Ces mécanismes d’optimisation et d’évasion fiscale ont permis aux entreprises multinationales d’acquérir une puissance économique équivalente à celle des grands pays, refaçonnant de fait un nouvel ordre mondial.
Ainsi, une étude parue en 2017 dans la revue International Spectator, qui a comparé la création de richesse des pays avec celle des plus grandes entreprises, montre que ces dernières occupent 71 des 100 premières places du classement. Si les grandes économies – États-Unis, Chine, Japon, Allemagne – sont en tête, les entreprises multinationales se classent désormais juste derrière : Walmart occupe la 10ème place et précède ainsi l’Australie, et la plus grande entreprise chinoise se situe à la 13ème place, devant la Corée du Sud.
Partant de ce constat, l’étude montre que les relations internationales ne sont plus seulement façonnées par les États, mais également par les multinationales qui sont désormais capables d’échapper aux législations internationales et de mettre en concurrence les pays entre eux.
Dans ce contexte, les États ont dû remodeler leur stratégie géopolitique pour s’adapter. Certains ont choisi de s’appuyer sur la montée en puissance des grandes entreprises plutôt que de s’opposer à elles, dans le but de maintenir leur capacité d’influence. L’un des principaux moyens utilisés pour cela est la prise de contrôle capitalistique : une étude récente de l’Université Maria Curie Sklodowska montrait que 23% des entreprises du classement Fortune Global 500 étaient majoritairement détenues en 2015 par des États – au premier rang desquels la Chine, la Russie, la France et l’Allemagne – contre seulement 10% en 2005.
D’après les auteurs, cette évolution, ainsi que le développement de liens de plus en plus étroits entre décideurs publics et managers des grandes entreprises, donne naissance à de nouvelles relations d’interdépendance entre États et entreprises multinationales.
Source complémentaire :
Néo-mercantilisme
Pour comprendre plus en détail les interdépendances croissantes entre États et entreprises multinationales, un chercheur de l’Université suisse de St Gallen a investigué les politiques économiques mises en œuvre par les gouvernements depuis la crise financière de 2008.
Premier enseignement, environ 70% des échanges mondiaux sont touchés par des politiques publiques discriminatoires.
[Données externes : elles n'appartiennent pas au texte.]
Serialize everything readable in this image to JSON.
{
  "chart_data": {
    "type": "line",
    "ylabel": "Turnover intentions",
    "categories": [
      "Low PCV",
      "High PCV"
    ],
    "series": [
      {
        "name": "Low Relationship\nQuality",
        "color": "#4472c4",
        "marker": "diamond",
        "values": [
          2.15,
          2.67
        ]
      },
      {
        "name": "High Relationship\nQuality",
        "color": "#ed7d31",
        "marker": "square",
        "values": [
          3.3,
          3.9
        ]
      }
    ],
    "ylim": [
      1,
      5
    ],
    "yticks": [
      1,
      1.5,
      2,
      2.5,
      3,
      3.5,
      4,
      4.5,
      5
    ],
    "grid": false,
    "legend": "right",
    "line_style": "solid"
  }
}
Si la majorité des États ont recours à des relèvements de droits de douanes, les grandes économies vont au-delà et développent des politiques de plus en plus sophistiquées. Elles associent mesures de protectionnisme – subventions publiques, incitations fiscales, préférence nationale pour les appels d’offres publics, restrictions aux investissements étrangers… – et soutien des entreprises nationales à l’export. En 2018, dans la plupart des grandes économies, les entreprises étrangères, parfois soutenues par leur gouvernement, font ainsi face à des concurrents locaux qui bénéficient fréquemment d’un appui financier de la puissance publique, voire qui ont été sauvés par l’intervention du gouvernement.
Quel est l’objectif poursuivi par les pouvoirs publics en menant de telles politiques ? D’après l’auteur, il ne s’agit pas d’un mouvement de repli sur soi, mais plutôt d’une nouvelle ère de stratégies mercantilistes portées par les grands États – qui font écho à celles menées par les empires coloniaux au 18ème siècle – où les intérêts publics et privés s’entremêlent. D’un côté, les gouvernements s’appuient sur leurs champions nationaux pour atteindre leurs objectifs géopolitiques, de l’autre, les grandes entreprises voient leurs stratégies de maximisation des profits facilitées partout où elles sont implantées en guise de rétribution.
Cette analyse permet de mieux comprendre le regain de tensions entre États autour de l’implantation des grandes entreprises étrangères, comme l’illustre le bras de fer actuel entre les États-Unis et la Chine sur le cas de Huawei, vecteur d’influence du gouvernement chinois à l’étranger via le développement de la technologie 5G.